Stadium expert stands by his claims on Casement Park bullying
A stadium expert who alleged he was bullied after raising safety concerns about the new Casement Park is standing by his claims, the Belfast Telegraph can reveal.
Paul Scott said he was put under "undue pressure" to approve plans for the rebuild of the GAA ground, but an independent probe commissioned by the Department for Culture, Arts and Leisure (DCAL) cleared officials of wrongdoing.
A copy of the report marked 'Official - Sensitive' and obtained by this newspaper said there was no basis for the allegations.
But in a statement issued exclusively by his solicitor to this newspaper, Mr Scott - who is widely regarded as one of Europe's leading stadium safety experts - reaffirmed his position on the matter.
"Mr Scott confirms that he stands by his address and the documentary evidence submitted to the CAL Committee on April 30, 2015, which prompted the investigation by DCAL into its own officers," it said.

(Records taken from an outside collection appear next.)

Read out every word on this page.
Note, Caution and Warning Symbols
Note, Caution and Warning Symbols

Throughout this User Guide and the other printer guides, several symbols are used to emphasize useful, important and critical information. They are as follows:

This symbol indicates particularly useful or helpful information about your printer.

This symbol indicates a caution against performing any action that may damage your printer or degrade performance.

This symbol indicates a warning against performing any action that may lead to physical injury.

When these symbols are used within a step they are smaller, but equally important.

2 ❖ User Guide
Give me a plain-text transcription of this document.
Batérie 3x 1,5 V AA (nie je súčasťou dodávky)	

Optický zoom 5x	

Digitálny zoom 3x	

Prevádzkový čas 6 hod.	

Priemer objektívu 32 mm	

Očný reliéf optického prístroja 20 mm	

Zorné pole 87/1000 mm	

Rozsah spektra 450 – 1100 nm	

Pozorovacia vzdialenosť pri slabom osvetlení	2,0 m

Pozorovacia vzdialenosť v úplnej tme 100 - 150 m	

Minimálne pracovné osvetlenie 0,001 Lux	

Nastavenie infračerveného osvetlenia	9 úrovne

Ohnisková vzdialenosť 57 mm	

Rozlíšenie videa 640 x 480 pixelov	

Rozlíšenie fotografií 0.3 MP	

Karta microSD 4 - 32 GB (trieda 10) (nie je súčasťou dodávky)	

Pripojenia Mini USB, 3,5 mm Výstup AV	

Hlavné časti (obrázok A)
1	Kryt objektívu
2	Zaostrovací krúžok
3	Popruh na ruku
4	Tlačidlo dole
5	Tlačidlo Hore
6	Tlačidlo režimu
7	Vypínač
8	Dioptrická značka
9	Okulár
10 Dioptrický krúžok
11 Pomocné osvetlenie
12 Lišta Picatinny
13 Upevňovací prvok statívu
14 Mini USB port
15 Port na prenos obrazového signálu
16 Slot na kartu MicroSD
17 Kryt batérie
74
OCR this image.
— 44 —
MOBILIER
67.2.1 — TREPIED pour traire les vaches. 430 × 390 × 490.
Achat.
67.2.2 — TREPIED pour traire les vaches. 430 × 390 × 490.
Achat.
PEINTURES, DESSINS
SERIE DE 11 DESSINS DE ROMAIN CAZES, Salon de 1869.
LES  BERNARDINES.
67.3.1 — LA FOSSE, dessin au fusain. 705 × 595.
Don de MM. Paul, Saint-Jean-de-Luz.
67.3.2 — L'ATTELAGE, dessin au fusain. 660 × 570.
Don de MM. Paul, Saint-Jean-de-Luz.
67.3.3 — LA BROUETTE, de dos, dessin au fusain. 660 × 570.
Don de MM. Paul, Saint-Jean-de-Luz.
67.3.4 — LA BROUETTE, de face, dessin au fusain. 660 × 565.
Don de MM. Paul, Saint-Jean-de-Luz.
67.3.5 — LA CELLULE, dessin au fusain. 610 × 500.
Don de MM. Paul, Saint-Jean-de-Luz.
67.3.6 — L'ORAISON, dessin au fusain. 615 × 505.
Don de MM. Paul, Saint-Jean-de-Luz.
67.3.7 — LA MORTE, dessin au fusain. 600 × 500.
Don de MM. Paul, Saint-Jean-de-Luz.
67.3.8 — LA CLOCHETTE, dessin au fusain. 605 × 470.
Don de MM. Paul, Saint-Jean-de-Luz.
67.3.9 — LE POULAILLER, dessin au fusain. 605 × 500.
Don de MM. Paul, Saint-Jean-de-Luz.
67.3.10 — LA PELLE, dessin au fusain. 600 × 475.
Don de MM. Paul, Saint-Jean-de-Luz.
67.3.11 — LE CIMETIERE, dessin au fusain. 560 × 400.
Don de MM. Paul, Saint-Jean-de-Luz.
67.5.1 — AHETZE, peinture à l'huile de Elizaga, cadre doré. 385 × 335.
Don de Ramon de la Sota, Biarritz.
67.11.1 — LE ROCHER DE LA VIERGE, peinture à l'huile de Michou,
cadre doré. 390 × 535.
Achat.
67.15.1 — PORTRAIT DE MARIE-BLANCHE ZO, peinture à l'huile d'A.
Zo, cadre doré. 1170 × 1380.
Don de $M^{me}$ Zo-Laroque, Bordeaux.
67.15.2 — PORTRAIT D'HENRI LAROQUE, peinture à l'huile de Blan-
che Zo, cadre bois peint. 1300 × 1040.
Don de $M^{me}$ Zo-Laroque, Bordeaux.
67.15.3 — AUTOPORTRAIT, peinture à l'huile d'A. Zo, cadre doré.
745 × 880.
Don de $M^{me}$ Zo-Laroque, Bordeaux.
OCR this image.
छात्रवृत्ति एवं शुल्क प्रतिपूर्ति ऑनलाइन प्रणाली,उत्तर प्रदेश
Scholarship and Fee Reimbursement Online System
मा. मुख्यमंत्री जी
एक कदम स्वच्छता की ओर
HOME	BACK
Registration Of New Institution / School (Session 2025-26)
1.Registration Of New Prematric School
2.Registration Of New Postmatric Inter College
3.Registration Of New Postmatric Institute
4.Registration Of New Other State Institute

"Mr Scott has been informed of the outcome of the investigation but has not seen the actual report.
"He is therefore unable to comment further in relation to its findings."
The statement added: "In addition, Mr Scott has been instructed by his employer, Sport NI, against making statements to the media.
"Indeed, he has been warned about the potential disciplinary consequences of doing so. This unfortunately also affects his ability to comment other than to reaffirm his already stated position."
Casement Park is undergoing a £76m revamp as part of a Government commitment to upgrade outdated sports facilities.
The GAA wants to build a 38,000-seater stadium on the current west Belfast site at Andersonstown Road.
In May Sports Minister Caral Ni Chuilin ordered a full review of the redevelopment plan after concerns over a Hillsborough-style crush were raised by Mr Scott. Ninety-six football fans died at the 1989 FA Cup semi-final between Liverpool and Nottingham Forest at Hillsborough stadium in Sheffield.
Mr Scott, from the Safety Technical Group, said there were only two small exits at the proposed new Casement venue and warned that, if an emergency occurred, people could be crushed.
Mr Scott claimed that he was put under "undue pressure" by Government officials to approve plans for the new ground, adding that he had been left feeling stressed and suffering from sleepless nights following alleged bullying by DCAL officials.
DCAL commissioned an independent investigation by John Hunter QC into the allegations.
Mr Hunter concluded that the evidence provided by Mr Scott to support his claims of bullying was "limited and largely general in nature".
It had not, he added, been independently corroborated by witnesses with the sole exception of a colleague in Sport NI.